I would like to know the exact form of Hubble's law for the luminosity distance $d_L$, where $d_LH_0=f(z)$ in a flat FRW universe with energy density dominated by a component satisfying $\rho \sim a^{-n}$, where $a$ is the cosmic scale factor.
As I am trying to find the exact form, I don't want to use the expansion of the cosmic scale factor.

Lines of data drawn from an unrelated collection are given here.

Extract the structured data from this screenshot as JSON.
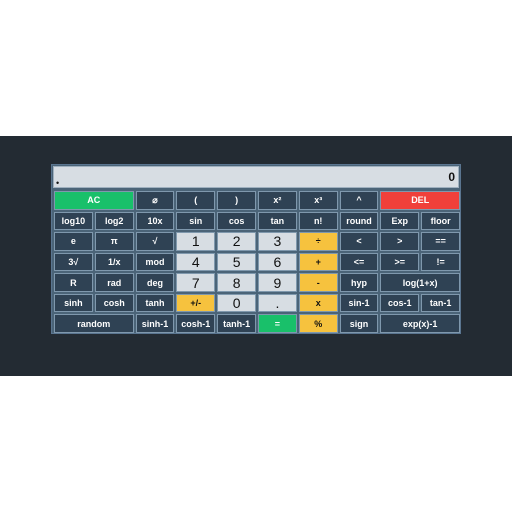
{
  "display": {
    "value": "0",
    "expression": "•"
  },
  "rows": [
    [
      {
        "id": "ac",
        "label": "AC",
        "type": "green",
        "span": 2
      },
      {
        "id": "empty-set",
        "label": "⌀"
      },
      {
        "id": "open-paren",
        "label": "("
      },
      {
        "id": "close-paren",
        "label": ")"
      },
      {
        "id": "square",
        "label": "x²"
      },
      {
        "id": "cube",
        "label": "x³"
      },
      {
        "id": "power",
        "label": "^"
      },
      {
        "id": "del",
        "label": "DEL",
        "type": "red",
        "span": 2
      }
    ],
    [
      {
        "id": "log10",
        "label": "log10"
      },
      {
        "id": "log2",
        "label": "log2"
      },
      {
        "id": "ten-power",
        "label": "10x"
      },
      {
        "id": "sin",
        "label": "sin"
      },
      {
        "id": "cos",
        "label": "cos"
      },
      {
        "id": "tan",
        "label": "tan"
      },
      {
        "id": "factorial",
        "label": "n!"
      },
      {
        "id": "round",
        "label": "round"
      },
      {
        "id": "exp",
        "label": "Exp"
      },
      {
        "id": "floor",
        "label": "floor"
      }
    ],
    [
      {
        "id": "e",
        "label": "e"
      },
      {
        "id": "pi",
        "label": "π"
      },
      {
        "id": "sqrt",
        "label": "√"
      },
      {
        "id": "digit-1",
        "label": "1",
        "type": "num"
      },
      {
        "id": "digit-2",
        "label": "2",
        "type": "num"
      },
      {
        "id": "digit-3",
        "label": "3",
        "type": "num"
      },
      {
        "id": "divide",
        "label": "÷",
        "type": "op"
      },
      {
        "id": "less-than",
        "label": "<"
      },
      {
        "id": "greater-than",
        "label": ">"
      },
      {
        "id": "equals-compare",
        "label": "=="
      }
    ],
    [
      {
        "id": "cube-root",
        "label": "3√"
      },
      {
        "id": "reciprocal",
        "label": "1/x"
      },
      {
        "id": "mod",
        "label": "mod"
      },
      {
        "id": "digit-4",
        "label": "4",
        "type": "num"
      },
      {
        "id": "digit-5",
        "label": "5",
        "type": "num"
      },
      {
        "id": "digit-6",
        "label": "6",
        "type": "num"
      },
      {
        "id": "plus",
        "label": "+",
        "type": "op"
      },
      {
        "id": "less-equal",
        "label": "<="
      },
      {
        "id": "greater-equal",
        "label": ">="
      },
      {
        "id": "not-equal",
        "label": "!="
      }
    ],
    [
      {
        "id": "r",
        "label": "R"
      },
      {
        "id": "rad",
        "label": "rad"
      },
      {
        "id": "deg",
        "label": "deg"
      },
      {
        "id": "digit-7",
        "label": "7",
        "type": "num"
      },
      {
        "id": "digit-8",
        "label": "8",
        "type": "num"
      },
      {
        "id": "digit-9",
        "label": "9",
        "type": "num"
      },
      {
        "id": "minus",
        "label": "-",
        "type": "op"
      },
      {
        "id": "hyp",
        "label": "hyp"
      },
      {
        "id": "log1p",
        "label": "log(1+x)",
        "span": 2
      }
    ],
    [
      {
        "id": "sinh",
        "label": "sinh"
      },
      {
        "id": "cosh",
        "label": "cosh"
      },
      {
        "id": "tanh",
        "label": "tanh"
      },
      {
        "id": "negate",
        "label": "+/-",
        "type": "op"
      },
      {
        "id": "digit-0",
        "label": "0",
        "type": "num"
      },
      {
        "id": "decimal",
        "label": ".",
        "type": "num"
      },
      {
        "id": "multiply",
        "label": "x",
        "type": "op"
      },
      {
        "id": "asin",
        "label": "sin-1"
      },
      {
        "id": "acos",
        "label": "cos-1"
      },
      {
        "id": "atan",
        "label": "tan-1"
      }
    ],
    [
      {
        "id": "random",
        "label": "random",
        "span": 2
      },
      {
        "id": "asinh",
        "label": "sinh-1"
      },
      {
        "id": "acosh",
        "label": "cosh-1"
      },
      {
        "id": "atanh",
        "label": "tanh-1"
      },
      {
        "id": "equals",
        "label": "=",
        "type": "green"
      },
      {
        "id": "percent",
        "label": "%",
        "type": "op"
      },
      {
        "id": "sign",
        "label": "sign"
      },
      {
        "id": "expm1",
        "label": "exp(x)-1",
        "span": 2
      }
    ]
  ]
}
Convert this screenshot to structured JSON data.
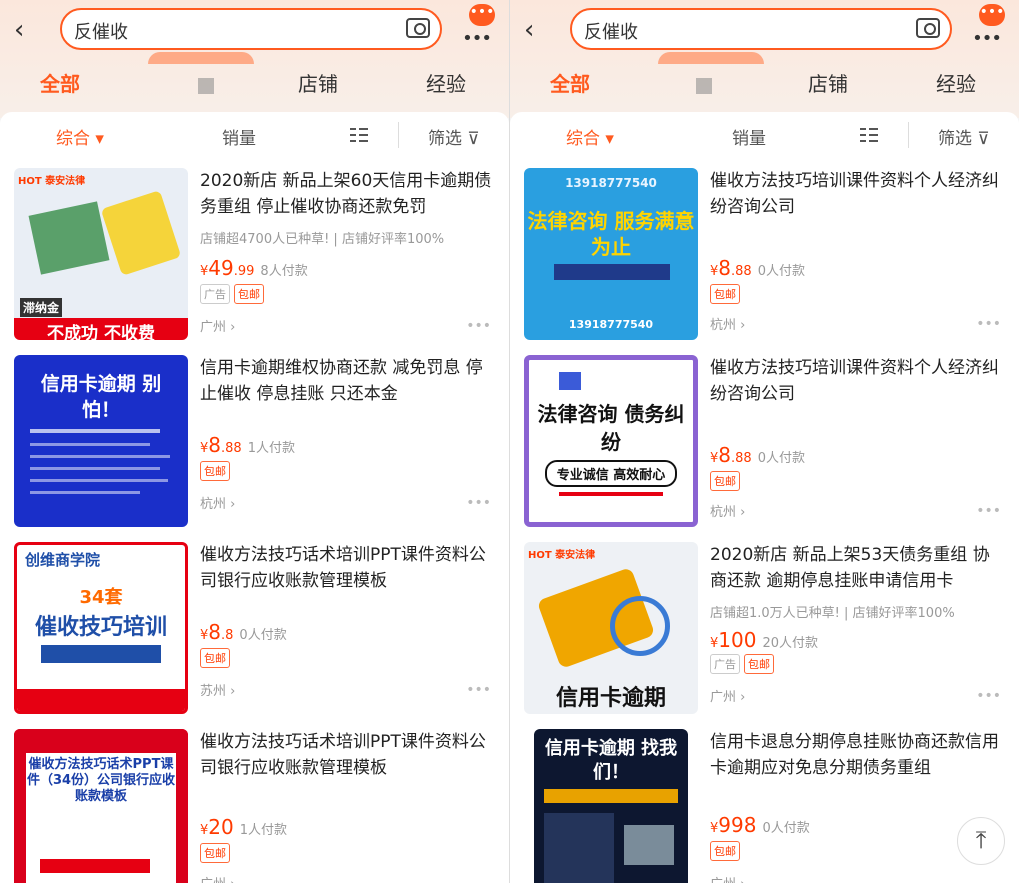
{
  "left": {
    "search_query": "反催收",
    "bubble": "•••",
    "tabs": {
      "all": "全部",
      "shop": "店铺",
      "exp": "经验"
    },
    "sort": {
      "comprehensive": "综合 ▾",
      "sales": "销量",
      "filter": "筛选 ⊽"
    },
    "products": [
      {
        "title": "2020新店 新品上架60天信用卡逾期债务重组 停止催收协商还款免罚",
        "subtitle": "店铺超4700人已种草! | 店铺好评率100%",
        "price_prefix": "¥",
        "price_int": "49",
        "price_dec": ".99",
        "buyers": "8人付款",
        "tag_ad": "广告",
        "tag_ship": "包邮",
        "location": "广州 ›",
        "thumb_top": "HOT 泰安法律",
        "thumb_main": "不成功 不收费",
        "thumb_side": "滞纳金"
      },
      {
        "title": "信用卡逾期维权协商还款 减免罚息 停止催收 停息挂账 只还本金",
        "price_prefix": "¥",
        "price_int": "8",
        "price_dec": ".88",
        "buyers": "1人付款",
        "tag_ship": "包邮",
        "location": "杭州 ›",
        "thumb_main": "信用卡逾期 别怕！"
      },
      {
        "title": "催收方法技巧话术培训PPT课件资料公司银行应收账款管理模板",
        "price_prefix": "¥",
        "price_int": "8",
        "price_dec": ".8",
        "buyers": "0人付款",
        "tag_ship": "包邮",
        "location": "苏州 ›",
        "thumb_top": "创维商学院",
        "thumb_main": "催收技巧培训",
        "thumb_side": "34套"
      },
      {
        "title": "催收方法技巧话术培训PPT课件资料公司银行应收账款管理模板",
        "price_prefix": "¥",
        "price_int": "20",
        "price_dec": "",
        "buyers": "1人付款",
        "tag_ship": "包邮",
        "location": "广州 ›",
        "thumb_main": "催收方法技巧话术PPT课件（34份）公司银行应收账款模板"
      }
    ]
  },
  "right": {
    "search_query": "反催收",
    "bubble": "•••",
    "tabs": {
      "all": "全部",
      "shop": "店铺",
      "exp": "经验"
    },
    "sort": {
      "comprehensive": "综合 ▾",
      "sales": "销量",
      "filter": "筛选 ⊽"
    },
    "products": [
      {
        "title": "催收方法技巧培训课件资料个人经济纠纷咨询公司",
        "price_prefix": "¥",
        "price_int": "8",
        "price_dec": ".88",
        "buyers": "0人付款",
        "tag_ship": "包邮",
        "location": "杭州 ›",
        "thumb_top": "13918777540",
        "thumb_main": "法律咨询 服务满意为止",
        "thumb_side": "13918777540"
      },
      {
        "title": "催收方法技巧培训课件资料个人经济纠纷咨询公司",
        "price_prefix": "¥",
        "price_int": "8",
        "price_dec": ".88",
        "buyers": "0人付款",
        "tag_ship": "包邮",
        "location": "杭州 ›",
        "thumb_main": "法律咨询 债务纠纷",
        "thumb_side": "专业诚信 高效耐心"
      },
      {
        "title": "2020新店 新品上架53天债务重组 协商还款 逾期停息挂账申请信用卡",
        "subtitle": "店铺超1.0万人已种草! | 店铺好评率100%",
        "price_prefix": "¥",
        "price_int": "100",
        "price_dec": "",
        "buyers": "20人付款",
        "tag_ad": "广告",
        "tag_ship": "包邮",
        "location": "广州 ›",
        "thumb_top": "HOT 泰安法律",
        "thumb_main": "信用卡逾期"
      },
      {
        "title": "信用卡退息分期停息挂账协商还款信用卡逾期应对免息分期债务重组",
        "price_prefix": "¥",
        "price_int": "998",
        "price_dec": "",
        "buyers": "0人付款",
        "tag_ship": "包邮",
        "location": "广州 ›",
        "thumb_main": "信用卡逾期 找我们！"
      }
    ]
  },
  "colors": {
    "accent": "#ff5a1f",
    "price": "#ff3a00"
  }
}
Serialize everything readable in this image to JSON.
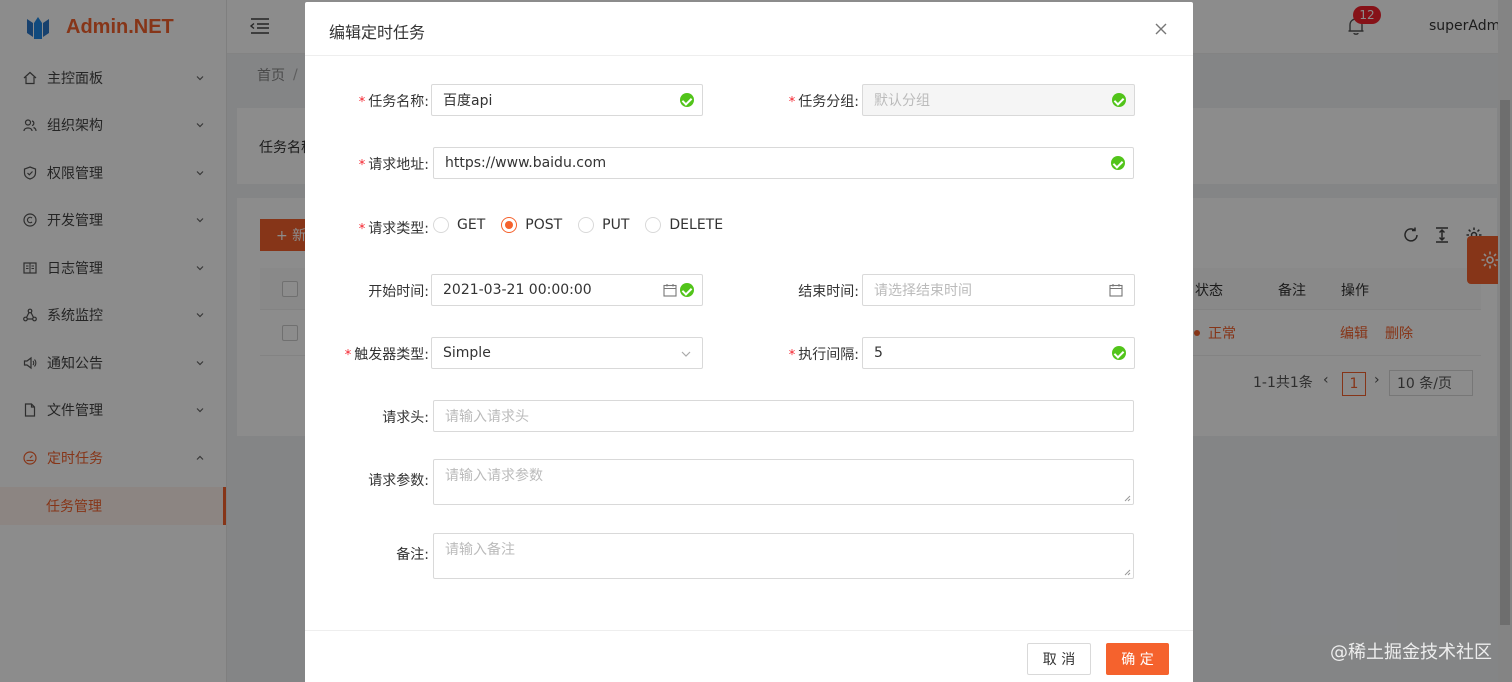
{
  "brand": {
    "name": "Admin.NET"
  },
  "sidebar": {
    "items": [
      {
        "label": "主控面板",
        "icon": "home-icon"
      },
      {
        "label": "组织架构",
        "icon": "team-icon"
      },
      {
        "label": "权限管理",
        "icon": "shield-icon"
      },
      {
        "label": "开发管理",
        "icon": "copyright-icon"
      },
      {
        "label": "日志管理",
        "icon": "book-icon"
      },
      {
        "label": "系统监控",
        "icon": "cluster-icon"
      },
      {
        "label": "通知公告",
        "icon": "sound-icon"
      },
      {
        "label": "文件管理",
        "icon": "file-icon"
      },
      {
        "label": "定时任务",
        "icon": "dashboard-icon"
      }
    ],
    "sub_item": "任务管理"
  },
  "header": {
    "notification_count": "12",
    "username": "superAdmin"
  },
  "breadcrumb": {
    "home": "首页",
    "sep": "/"
  },
  "background": {
    "search_label": "任务名称",
    "add_button": "+ 新",
    "columns": {
      "status": "状态",
      "remark": "备注",
      "action": "操作"
    },
    "row": {
      "status": "正常",
      "edit": "编辑",
      "delete": "删除"
    },
    "pagination": {
      "total": "1-1共1条",
      "page": "1",
      "page_size": "10 条/页"
    }
  },
  "modal": {
    "title": "编辑定时任务",
    "fields": {
      "task_name": {
        "label": "任务名称:",
        "value": "百度api"
      },
      "task_group": {
        "label": "任务分组:",
        "placeholder": "默认分组"
      },
      "request_url": {
        "label": "请求地址:",
        "value": "https://www.baidu.com"
      },
      "request_type": {
        "label": "请求类型:",
        "options": [
          "GET",
          "POST",
          "PUT",
          "DELETE"
        ],
        "selected": "POST"
      },
      "start_time": {
        "label": "开始时间:",
        "value": "2021-03-21 00:00:00"
      },
      "end_time": {
        "label": "结束时间:",
        "placeholder": "请选择结束时间"
      },
      "trigger_type": {
        "label": "触发器类型:",
        "value": "Simple"
      },
      "interval": {
        "label": "执行间隔:",
        "value": "5"
      },
      "headers": {
        "label": "请求头:",
        "placeholder": "请输入请求头"
      },
      "params": {
        "label": "请求参数:",
        "placeholder": "请输入请求参数"
      },
      "remark": {
        "label": "备注:",
        "placeholder": "请输入备注"
      }
    },
    "cancel": "取 消",
    "ok": "确 定"
  },
  "watermark": "@稀土掘金技术社区",
  "colors": {
    "accent": "#f5622d",
    "success": "#52c41a",
    "required": "#f5222d"
  }
}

I think for distance you should use comoving distance, instead of luminosity distance, because on higher redshifts, luminosity distance doesn't work very well. Comoving distance is defined as: $$\chi(t)=\int^{t_0}_t\frac{dt'}{a(t')}=\int^{1}_{a(t)}\frac{da'}{a'^2H(a')}=\int^{z}_{0}\frac{dz'}{H(z')}$$ Comoving distance work well even on high redshifts. Also, comoving distance approx to $\chi\approx z/H_0$. But in the FRW flat metric, Hubble parameter equals to: $$H(t)=\bigg(\frac{\dot{a}}{a}\bigg)$$ So It's scale factor dependent. But also, evolution of the hubble parameter can be explained as: $$\frac{H^2(t)}{H_0^2}=\sum_{s=r,m,\nu,\Lambda}\Omega_s[a(t)]^{-3(1+\omega_s)}$$ Where $\omega_s=\frac{P_s}{\rho_s}$, $P$ is a pressure. It's so called equation of state, which was obtained from stress-energy tensor: $$T_{\mu\nu}=\begin{bmatrix} -\rho & 0 & 0 & 0\\ 0 & P & 0 & 0 \\ 0 & 0 & P & 0 \\ 0 & 0 & 0 & P \end{bmatrix} + \begin{bmatrix} -\rho_\Lambda& 0 & 0 & 0\\ 0 &-\rho_\Lambda& 0 & 0 \\ 0 & 0 & -\rho_\Lambda& 0 \\ 0 & 0 & 0 & -\rho_\Lambda \end{bmatrix} $$ From this tensor, $P_\Lambda=-\rho_\Lambda$, so $\omega_\Lambda=-1$. As well, for radiation $\omega_r=1/3$, for matter $\omega_m=0$. But this equation (Hubble parameter evolution) also dependent on scale factor, as can be seen.